Prima di cena, arrampicata sulla torre della cattedrale…Gran sfacchinata fra le cacche dei piccioni e, alle cinque, mentre passavamo lì accanto, è suonata l’ora. Campanona gigante…DOOOOON…DOOOONNN… Tutti sordi dopo! Passate le cinque, qui è tutto chiuso e deserto, un po’ tipo Inghil. Facciamo cena con calma alle sei (pesce o carne e verdure bollite in quantità) e poi il cielo si schiarisce, tornando miracolosamente a mostrare un po’ di blu fra le nuvolette sparse…Tutto si illumina e diventa allegro. Alle otto la guardia notturna col suo lanternino passa cantando fra vicoli e stradine, con una torma di turisti alle calcagna. Le cicogne tornano al loro enorme nido sulla torre del vecchio Råthus.

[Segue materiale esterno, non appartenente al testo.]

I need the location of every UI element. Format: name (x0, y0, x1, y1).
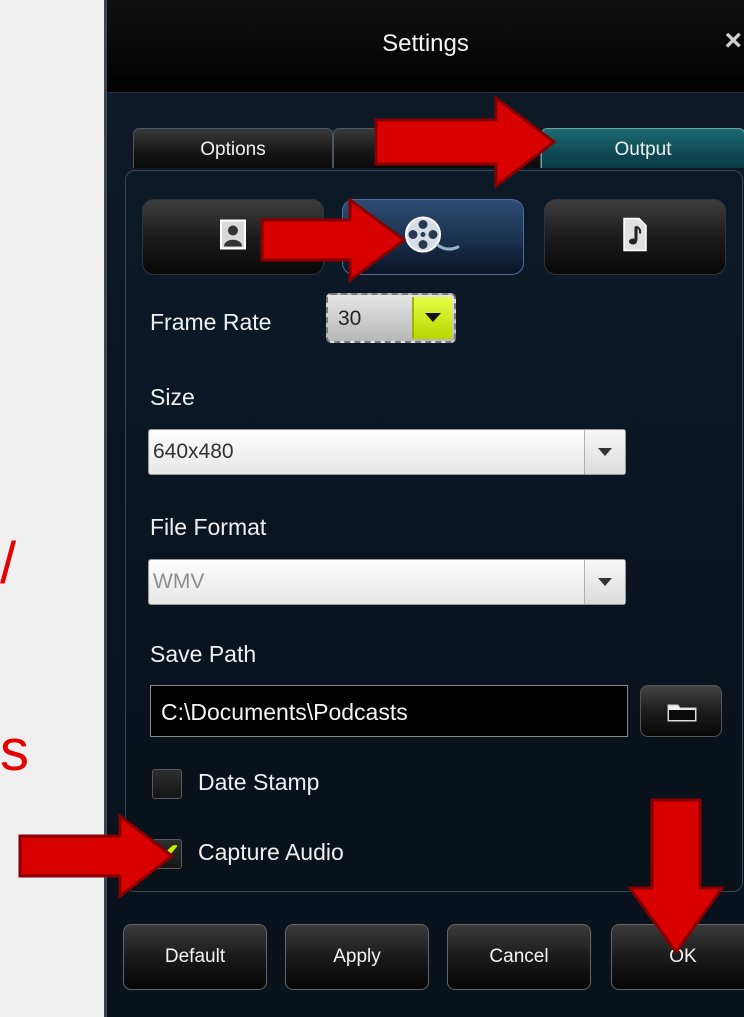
save-path-value: C:\Documents\Podcasts (161, 699, 408, 725)
browse-folder-button[interactable] (640, 685, 722, 737)
file-format-value: WMV (153, 570, 205, 593)
frame-rate-label: Frame Rate (150, 309, 272, 335)
size-label: Size (150, 384, 195, 410)
film-reel-icon (401, 213, 465, 262)
subtab-audio[interactable] (544, 199, 726, 275)
chevron-down-icon[interactable] (412, 297, 452, 339)
default-button[interactable]: Default (123, 924, 267, 990)
save-path-input[interactable]: C:\Documents\Podcasts (150, 685, 628, 737)
music-note-icon (622, 217, 648, 257)
annotation-arrow-capture-audio (18, 812, 175, 900)
output-panel: Frame Rate 30 Size 640x480 File Format W… (125, 170, 743, 892)
user-image-icon (220, 219, 246, 255)
date-stamp-label: Date Stamp (198, 769, 320, 795)
size-value: 640x480 (153, 440, 234, 463)
chevron-down-icon[interactable] (584, 560, 625, 604)
annotation-slash-text: / (0, 531, 17, 596)
dialog-title: Settings (382, 30, 469, 57)
cancel-button[interactable]: Cancel (447, 924, 591, 990)
frame-rate-select[interactable]: 30 (326, 293, 456, 343)
close-icon[interactable]: × (724, 24, 742, 58)
annotation-s-text: s (0, 718, 29, 783)
annotation-arrow-video-subtab (260, 197, 407, 283)
capture-audio-label: Capture Audio (198, 839, 344, 865)
apply-button[interactable]: Apply (285, 924, 429, 990)
date-stamp-checkbox[interactable] (152, 769, 182, 799)
size-dropdown[interactable]: 640x480 (148, 429, 626, 475)
frame-rate-value: 30 (338, 307, 362, 330)
file-format-dropdown[interactable]: WMV (148, 559, 626, 605)
annotation-arrow-ok-button (628, 798, 724, 955)
chevron-down-icon[interactable] (584, 430, 625, 474)
file-format-label: File Format (150, 514, 267, 540)
folder-icon (667, 702, 697, 727)
tab-options[interactable]: Options (133, 128, 333, 168)
save-path-label: Save Path (150, 641, 257, 667)
annotation-arrow-output-tab (374, 94, 557, 190)
title-bar[interactable]: Settings × (107, 0, 744, 93)
tab-output[interactable]: Output (541, 128, 744, 168)
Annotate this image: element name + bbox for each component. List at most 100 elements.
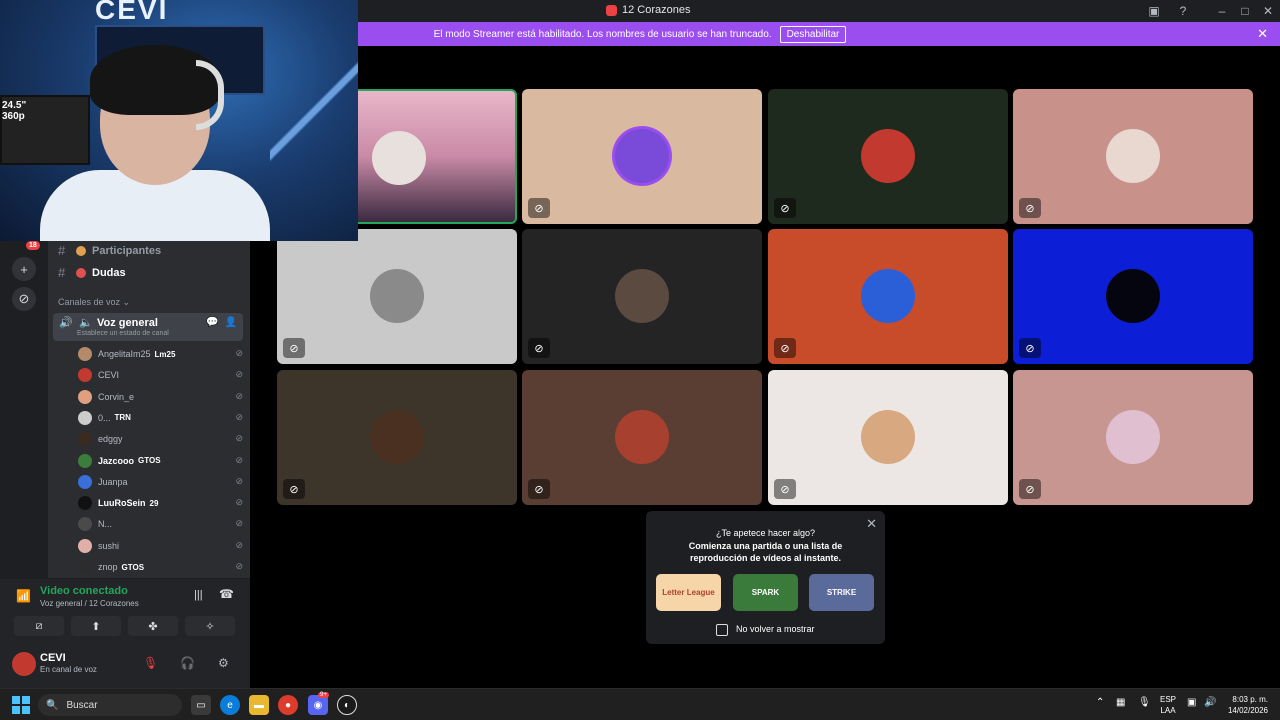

Usciamo dalla città per andare più a ovest a vedere il mare e lo troviamo dietro l’argine coperto di pecore e stormi di gabbiani. Tutto silenzio, vento, belati, strida di uccelli marini e sopra a tutto le grandi pale dei mulini che ruotano solenni. Alle 21.45 il sole ce l’ha quasi fatta a tuffarsi dietro l’orizzonte e a concludere il suo lungo giro estivo sui paesi del nord. Il crepuscolo dura oltre le 23 e verso le 5 è di nuovo giorno. Se venissi qui e inventassi le persiane, diventerei ricca! 26/7 SILKEBORG Alle 11 avevamo fatto la strada fra le colline e i laghi fino a qui. Cielo e paesaggio molto mutevoli, nuvole bianche e grigie, momenti di luce che evidenzia tutti i verdi dei boschi e il giallo dei campi di grano… Dopo una curva, incontriamo un bel gruppo di mucche delle Highland distese sotto grandi alberi, vicino a una casetta bianca con un giardino che è un’esplosione di fiori colorati un po’ in disordine, quasi selvatici. Santo cielo, che animali buffi sono qs mucche, pelose e poco socievoli, con delle lunghe corna…Non sopportano la nostra vicinanza, il toro decide di muoversi quasi subito, seguito da mucche e vitelli. Attraversiamo pascoli e colline coperte di pini prima di arrivare al B&B: una fattoria con un grande cortile quadrato, chiuso su tutti i lati dalle costruzioni: stalla, casa, magazzino etc.. Anche le stalle hanno fiori alle finestre e tutto è tirato a lustro e in ordine. Dormiamo in mansarda, dotata di un set di ciapamusche di tutti i colori: effettivamente le mosche qui sono una disgrazia, appunto noiose come…Di notte ti vengono sulla faccia (le odio). Passiamo la prima parte della giornata al museo di Silkeborg, in compagnia dei Vikinghi e del povero uomo di Tollund. E’ molto più impressionante di Ötzi, trovo. Ha conservato l’espressività del volto, i capelli, le rughe, la barba, le labbra carnose e il naso un po’ a becco. Sul suo berretto di cuoio si contano i punti delle cuciture, i piedi sono intatti…Anche la treccia di cuoio con la quale è stato impiccato ha una sua freschezza. E poi ho ripassato in un’oretta tutte le mie conoscenze di mitologia nordica: Odino, Thor con il suo martello, la bella Freya…Tutti qui, sotto Yggdrasil, l’albero che regge la volta celeste. Nani e giganti e il corvo, messaggero di Odino…Un mondo di divinità terribili e violente, diverse dal pantheon meridionale così solare e quotidiano.